The repo rate is the rate at which banks borrow from the RBI while CRR is the slice of deposits that banks have to compulsorily park with the RBI.
“If the expected softening of food inflation does not materialise and translate into a significant reduction in headline inflation...or if inflation, excluding food and fuel does not fall, the Reserve Bank will act, including on off-policy dates,” Rajan said at a press conference after unveiling the Mid-Quarter Monetary Policy Review. The next review is due on January 28.
Deposit, lending rates
Wednesday’s policy move is unlikely to see banks change their lending and deposit rates. This will leave customers with little to cheer about. However, the decision will be come as a breather for industry and retail borrowers in particular as the markets had expected another 0.25 percentage point hike in the short-term lending rate that could have raised EMIs for home, auto and other loans.
After he took office in September, Rajan had hiked policy rates twice by 25 basis points each. Lauding the RBI’s decision to hold rates, India Inc on Wednesday said monetary policy alone was not the answer to tackling inflation and that the Government must initiate supply-side reforms and put in place better storage facilities to contain food prices.
“The RBI has demonstrated restraint and foresight to strike the right balance between inflation and growth,” CII Director-General Chandrajit Banerjee said.
Banks on watch mode
According to Bank of Baroda Chairman and Managing Director, S.S. Mundra, “It will be status quo (on deposit and lending rates) and we will wait-and-watch.
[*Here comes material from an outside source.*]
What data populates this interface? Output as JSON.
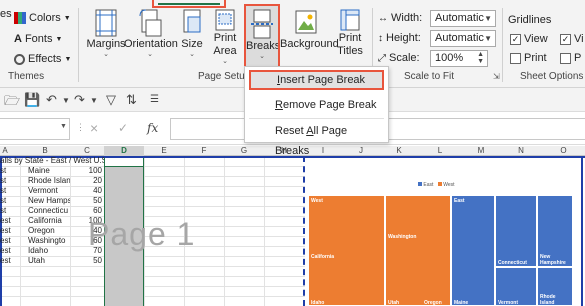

Credit demand is subdued and liquidity is comfortable as of now.”
However, the BoB chief pointed out that if one of the two variables — liquidity or credit demand — changes, only then would the need arise to review the interest rates.
Explaining the rationale for not hiking the rate in the mid-quarter policy, Rajan said, “Recent readings suggest that both retail and wholesale inflation have increased mainly on account of food prices. Our own current readings from metros suggest a significant fall in vegetable prices at the wholesale and retail levels, which gives us reason to make this statement.”
The Governor said the RBI will not react to every spike in inflation that is temporary.
He however, said the decision not to hike policy rates should not be read as though the RBI is going soft on inflation.
“Current inflation is too high…there is merit in waiting for more data to reduce uncertainty,” he added.
Acknowledging the risks in waiting for more data, Rajan said the RBI will be vigilant.